Our study had certain limitations that merit attention. Although this is the largest study to describe normal distribution of CIMT in Indians, it is still small given the overall size and the diversity of our population. For this reason, the present study findings cannot be described as true normative values of CIMT in India. Nevertheless, our study still is an important step toward filling this huge knowledge gap and should be of help in future research and clinical work in India, until larger data is generated.
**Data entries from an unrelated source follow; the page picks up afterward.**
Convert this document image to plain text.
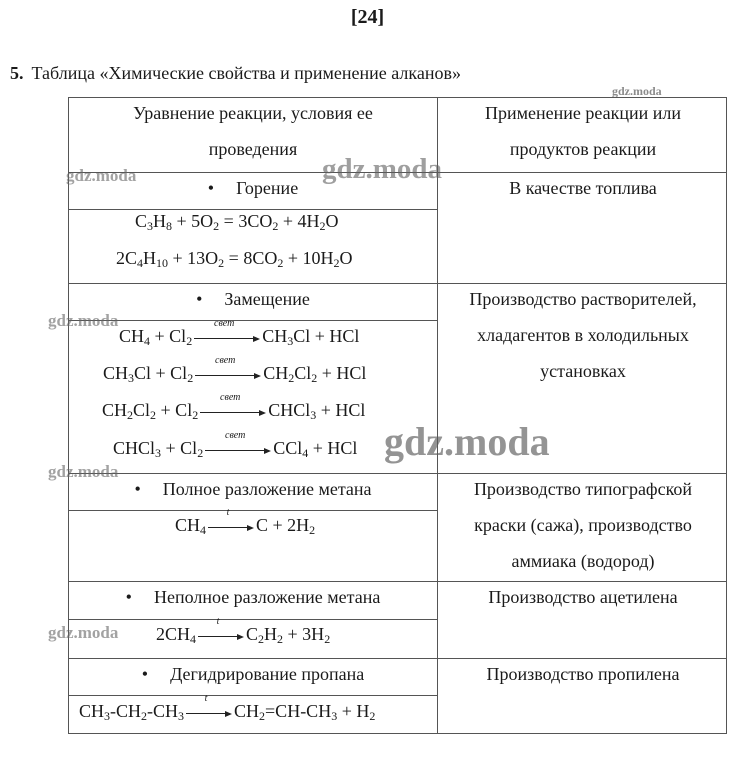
[24]
5. Таблица «Химические свойства и применение алканов»
Уравнение реакции, условия ее
проведения
Применение реакции или
продуктов реакции
• Горение
• Замещение
• Полное разложение метана
• Неполное разложение метана
• Дегидрирование пропана
В качестве топлива
Производство растворителей,
хладагентов в холодильных
установках
Производство типографской
краски (сажа), производство
аммиака (водород)
Производство ацетилена
Производство пропилена
$C_3H_8 + 5O_2 = 3CO_2 + 4H_2O$
$2C_4H_{10} + 13O_2 = 8CO_2 + 10H_2O$
$CH_4 + Cl_2$
свет
$CH_3Cl$ + HCl
$CH_3Cl + Cl_2$
свет
$CH_2Cl_2$ + HCl
$CH_2Cl_2 + Cl_2$
свет
CHCl$_3$ + HCl
CHCl$_3$ + $Cl_2$
свет
CCl$_4$ + HCl
$CH_4$
t
$C + 2H_2$
$2CH_4$
t
$C_2H_2 + 3H_2$
$CH_3-CH_2-CH_3$
t
$CH_2=CH-CH_3 + H_2$
gdz.moda	gdz.moda
gdz.moda
gdz.moda
gdz.moda
gdz.moda
gdz.moda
Second, due to logistic reasons, we did not specifically look for carotid plaques in this study. Previous studies have shown that carotid plaques have stronger association with the presence of obstructive CAD and the future CVD risk as compared to CIMT37, 38, 39, 40 and therefore, detection of carotid plaques (along with CIMT measurement) forms a part of carotid ultrasound examination for CVD risk stratification. However, it should be noted that in apparently healthy young individuals carotid plaques are seen in only <10% subjects. Thus, while the presence of a carotid plaque signifies high CVD risk, absence of a plaque does not help clinicians in assessing CVD risk. For this reason, we believe, lack of information about carotid plaques is unlikely to have appreciably affected the significance of our findings. Moreover, the primary purpose of the present study was to describe distribution of CIMT and not to evaluate the comparative predictive accuracy of CIMT and carotid plaques. This was also the reason (coupled with logistic challenges) why we did not look for other novel CVD risk factors and other measures of subclinical atherosclerosis in this study.

Conclusions

To the best of our knowledge, this is the first large-scale study to provide age- and gender-specific distribution of CIMT in Indian subjects free from pre-existing CVD. This information should help facilitate further research and clinical work involving CIMT in India.

Conflicts of interest

The authors have none to declare.

Funding

The study was supported by a research grant from AstraZeneca Pharma India Ltd.